Poratz: 28.50
Electroton

Patrizio Orsini only established his Poratz project in 2008 so the persona is as fresh as the material comprising this twenty-nine EP. Carefully stitching together minute samples and beats into six glitch-funk electronic cuts, he shapes the material into heavily atmospheric, head-nodding set-pieces that hypnotically skip and crackle. His loop-heavy tracks exemplify a bit of that Prefuse-styled cut-and-paste aesthetic so beloved of instrumental hip-hop producers though, to his credit, Orsini tastefully refrains from overloading the tracks to excess. Having said that, the opener “Sal Linda” teems with so much detail, the effect is almost dizzying: in just over four minutes, snappy stutter-funk electronics and waves of whirr and click collide with gunshot punctuations, rattle-snake exhalations, clanking rhythms, and other sounds. A woman's interstitial “um” and other vocal fragments act as rhythmic punctuation against a bass-crawling pulse in “01” while the clubby “At Wu Pu” charts a course down a deep river of densely-textured funk swing.
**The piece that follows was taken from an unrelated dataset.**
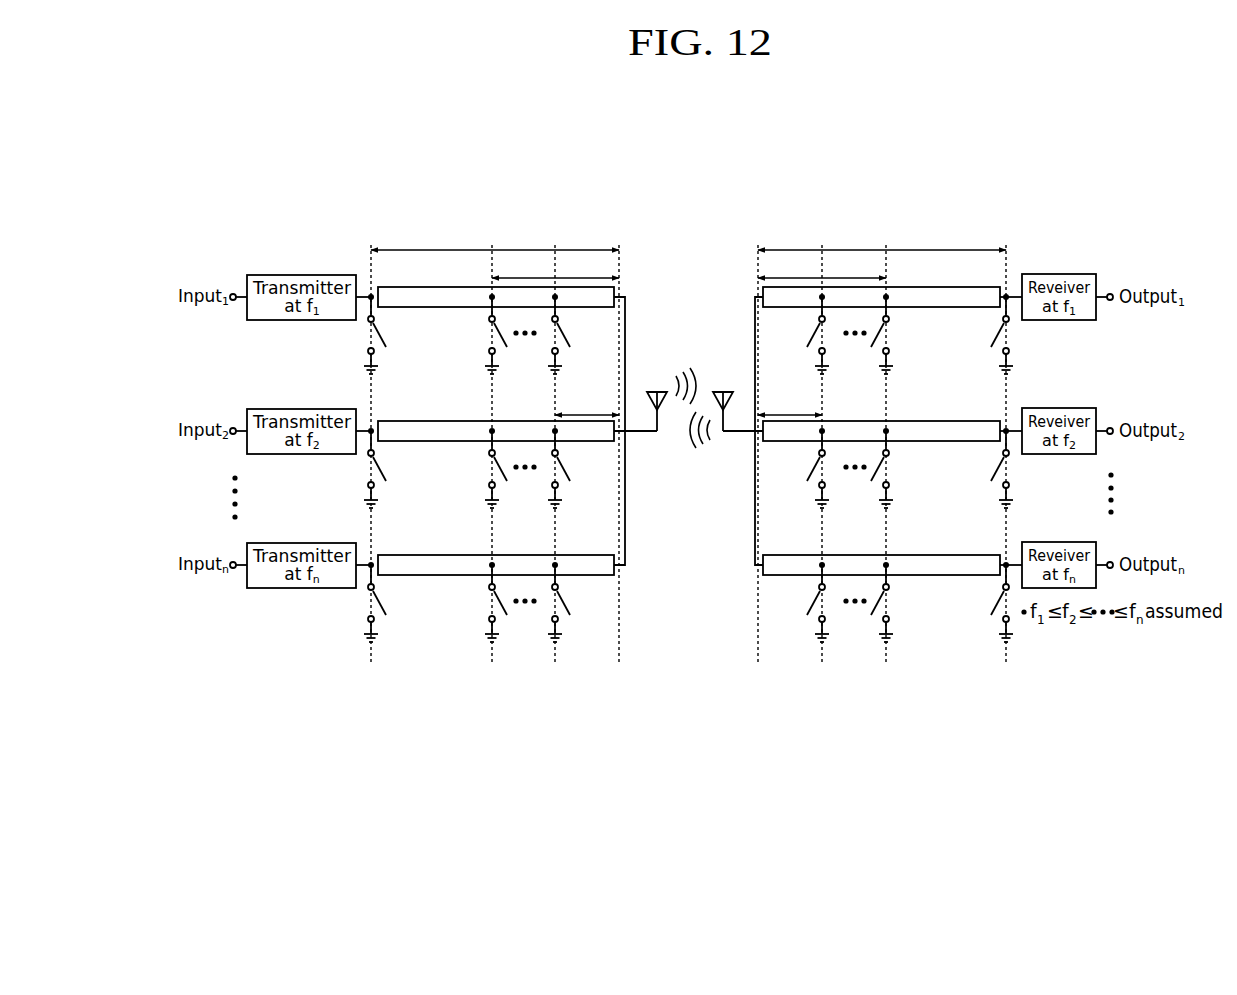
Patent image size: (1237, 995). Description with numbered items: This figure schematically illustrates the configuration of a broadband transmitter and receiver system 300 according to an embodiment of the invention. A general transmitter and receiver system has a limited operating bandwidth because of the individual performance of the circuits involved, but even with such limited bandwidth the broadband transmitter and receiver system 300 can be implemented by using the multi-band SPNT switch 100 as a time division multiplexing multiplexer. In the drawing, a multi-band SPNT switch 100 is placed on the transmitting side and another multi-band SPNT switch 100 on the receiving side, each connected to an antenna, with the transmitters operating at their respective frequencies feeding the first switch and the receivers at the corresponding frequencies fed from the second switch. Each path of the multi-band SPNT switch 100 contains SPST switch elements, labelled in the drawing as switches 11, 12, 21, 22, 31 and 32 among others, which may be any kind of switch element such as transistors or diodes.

It's not all uptempo: “11” is an exercise in brooding, crackle- and static-drenched ambient whose sonar flickers have more in common with Raster-Noton than Stones Throw, and “Goodnight Cleveland” ends the set with a metronomic lesson in krautrock-styled hypnosis. 28.50's certainly a more than promising coming-out for Poratz; it'll be interesting to see if Orsini can extend that quality level to a full-length production.